McAfee, a cyber security firm shares a different perspective of tackling this issue. At the heart of games like these is a cyberbully, said McAfee. Because even if the game is being censored by the authorities now, it is rearing its head with new names such as 'A Silent House', 'A Sea of Whales' and 'Wake Me Up at 4:20 AM'.
“First was the dare games, then was risky selfie game, where people started standing on a cliff and taking a selfie or jumping in front of a moving train. Now it’s this,” said Anandita Mishra, of McAfee's Cybermum initiative, which educates parents and academicians on ways to keep teens and tweens safe in the virtual world.
Mishra prescribes a three-step process that adults should teach their children to tackle cyberbullies: Record the conversation, report the account, block the account.“Record, report, block. These are the three key words kids should be taught right from the beginning,” she said.
The other side
The game has kick started conversations between parents and children, and between teachers and students about depression, something that is seen as a healthy sign.
In Mangaluru, a startup called Accolade Tech Solutions has come up with a game called “Rise Up”, modelled on the concept of Blue Whale, but with vastly different outcomes. Some of the tasks in the game include visiting an orphanage and spending time with its inmates, taking up cleaning activities in their surroundings and others that benefit the individual and the society.

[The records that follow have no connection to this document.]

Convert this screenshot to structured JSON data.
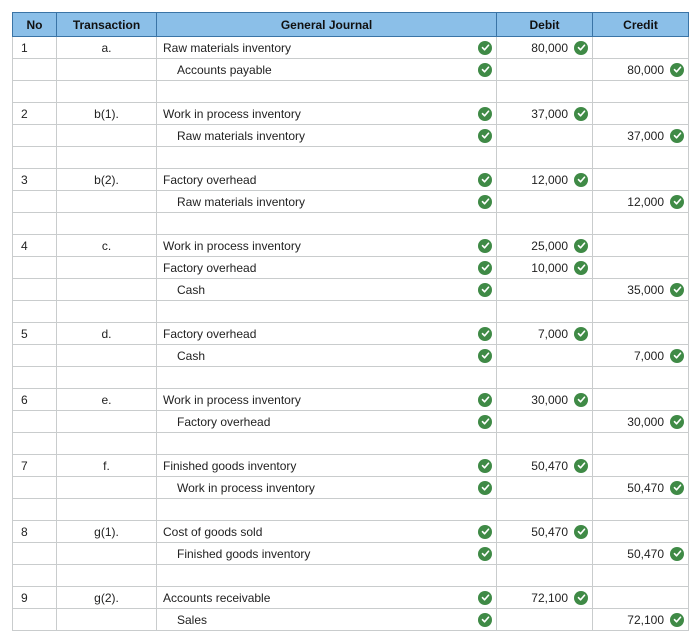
{
  "headers": {
    "no": "No",
    "transaction": "Transaction",
    "general_journal": "General Journal",
    "debit": "Debit",
    "credit": "Credit"
  },
  "rows": [
    {
      "no": "1",
      "txn": "a.",
      "gj": "Raw materials inventory",
      "gj_check": true,
      "gj_indent": false,
      "debit": "80,000",
      "debit_check": true,
      "credit": "",
      "credit_check": false
    },
    {
      "no": "",
      "txn": "",
      "gj": "Accounts payable",
      "gj_check": true,
      "gj_indent": true,
      "debit": "",
      "debit_check": false,
      "credit": "80,000",
      "credit_check": true
    },
    {
      "no": "",
      "txn": "",
      "gj": "",
      "gj_check": false,
      "gj_indent": false,
      "debit": "",
      "debit_check": false,
      "credit": "",
      "credit_check": false
    },
    {
      "no": "2",
      "txn": "b(1).",
      "gj": "Work in process inventory",
      "gj_check": true,
      "gj_indent": false,
      "debit": "37,000",
      "debit_check": true,
      "credit": "",
      "credit_check": false
    },
    {
      "no": "",
      "txn": "",
      "gj": "Raw materials inventory",
      "gj_check": true,
      "gj_indent": true,
      "debit": "",
      "debit_check": false,
      "credit": "37,000",
      "credit_check": true
    },
    {
      "no": "",
      "txn": "",
      "gj": "",
      "gj_check": false,
      "gj_indent": false,
      "debit": "",
      "debit_check": false,
      "credit": "",
      "credit_check": false
    },
    {
      "no": "3",
      "txn": "b(2).",
      "gj": "Factory overhead",
      "gj_check": true,
      "gj_indent": false,
      "debit": "12,000",
      "debit_check": true,
      "credit": "",
      "credit_check": false
    },
    {
      "no": "",
      "txn": "",
      "gj": "Raw materials inventory",
      "gj_check": true,
      "gj_indent": true,
      "debit": "",
      "debit_check": false,
      "credit": "12,000",
      "credit_check": true
    },
    {
      "no": "",
      "txn": "",
      "gj": "",
      "gj_check": false,
      "gj_indent": false,
      "debit": "",
      "debit_check": false,
      "credit": "",
      "credit_check": false
    },
    {
      "no": "4",
      "txn": "c.",
      "gj": "Work in process inventory",
      "gj_check": true,
      "gj_indent": false,
      "debit": "25,000",
      "debit_check": true,
      "credit": "",
      "credit_check": false
    },
    {
      "no": "",
      "txn": "",
      "gj": "Factory overhead",
      "gj_check": true,
      "gj_indent": false,
      "debit": "10,000",
      "debit_check": true,
      "credit": "",
      "credit_check": false
    },
    {
      "no": "",
      "txn": "",
      "gj": "Cash",
      "gj_check": true,
      "gj_indent": true,
      "debit": "",
      "debit_check": false,
      "credit": "35,000",
      "credit_check": true
    },
    {
      "no": "",
      "txn": "",
      "gj": "",
      "gj_check": false,
      "gj_indent": false,
      "debit": "",
      "debit_check": false,
      "credit": "",
      "credit_check": false
    },
    {
      "no": "5",
      "txn": "d.",
      "gj": "Factory overhead",
      "gj_check": true,
      "gj_indent": false,
      "debit": "7,000",
      "debit_check": true,
      "credit": "",
      "credit_check": false
    },
    {
      "no": "",
      "txn": "",
      "gj": "Cash",
      "gj_check": true,
      "gj_indent": true,
      "debit": "",
      "debit_check": false,
      "credit": "7,000",
      "credit_check": true
    },
    {
      "no": "",
      "txn": "",
      "gj": "",
      "gj_check": false,
      "gj_indent": false,
      "debit": "",
      "debit_check": false,
      "credit": "",
      "credit_check": false
    },
    {
      "no": "6",
      "txn": "e.",
      "gj": "Work in process inventory",
      "gj_check": true,
      "gj_indent": false,
      "debit": "30,000",
      "debit_check": true,
      "credit": "",
      "credit_check": false
    },
    {
      "no": "",
      "txn": "",
      "gj": "Factory overhead",
      "gj_check": true,
      "gj_indent": true,
      "debit": "",
      "debit_check": false,
      "credit": "30,000",
      "credit_check": true
    },
    {
      "no": "",
      "txn": "",
      "gj": "",
      "gj_check": false,
      "gj_indent": false,
      "debit": "",
      "debit_check": false,
      "credit": "",
      "credit_check": false
    },
    {
      "no": "7",
      "txn": "f.",
      "gj": "Finished goods inventory",
      "gj_check": true,
      "gj_indent": false,
      "debit": "50,470",
      "debit_check": true,
      "credit": "",
      "credit_check": false
    },
    {
      "no": "",
      "txn": "",
      "gj": "Work in process inventory",
      "gj_check": true,
      "gj_indent": true,
      "debit": "",
      "debit_check": false,
      "credit": "50,470",
      "credit_check": true
    },
    {
      "no": "",
      "txn": "",
      "gj": "",
      "gj_check": false,
      "gj_indent": false,
      "debit": "",
      "debit_check": false,
      "credit": "",
      "credit_check": false
    },
    {
      "no": "8",
      "txn": "g(1).",
      "gj": "Cost of goods sold",
      "gj_check": true,
      "gj_indent": false,
      "debit": "50,470",
      "debit_check": true,
      "credit": "",
      "credit_check": false
    },
    {
      "no": "",
      "txn": "",
      "gj": "Finished goods inventory",
      "gj_check": true,
      "gj_indent": true,
      "debit": "",
      "debit_check": false,
      "credit": "50,470",
      "credit_check": true
    },
    {
      "no": "",
      "txn": "",
      "gj": "",
      "gj_check": false,
      "gj_indent": false,
      "debit": "",
      "debit_check": false,
      "credit": "",
      "credit_check": false
    },
    {
      "no": "9",
      "txn": "g(2).",
      "gj": "Accounts receivable",
      "gj_check": true,
      "gj_indent": false,
      "debit": "72,100",
      "debit_check": true,
      "credit": "",
      "credit_check": false
    },
    {
      "no": "",
      "txn": "",
      "gj": "Sales",
      "gj_check": true,
      "gj_indent": true,
      "debit": "",
      "debit_check": false,
      "credit": "72,100",
      "credit_check": true
    }
  ]
}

World over too there are efforts afoot. Redditor diugo88 came up with a set of “anti-challenges” designed to boost one’s self-esteem. A Pink Whale Challenge or Baleia Rosa was conceived in Brazil, where users are made to do positive and generous acts to bring happiness in their daily life.
Meanwhile, back in Karnataka, Ravi is a happy parent. Thanks to the paranoia surrounding Blue Whale, her relatives no longer insist on gifting mobile phones to her children.
“I’ve always believed that phones are not a gift for children of this age. Nobody talks about buying them a phone now!” said Ravi.
(Krithika Krishnamurthy is a Bangalore based freelance writer and a member of 101Reporters.com, a pan-India network of grassroots reporters.)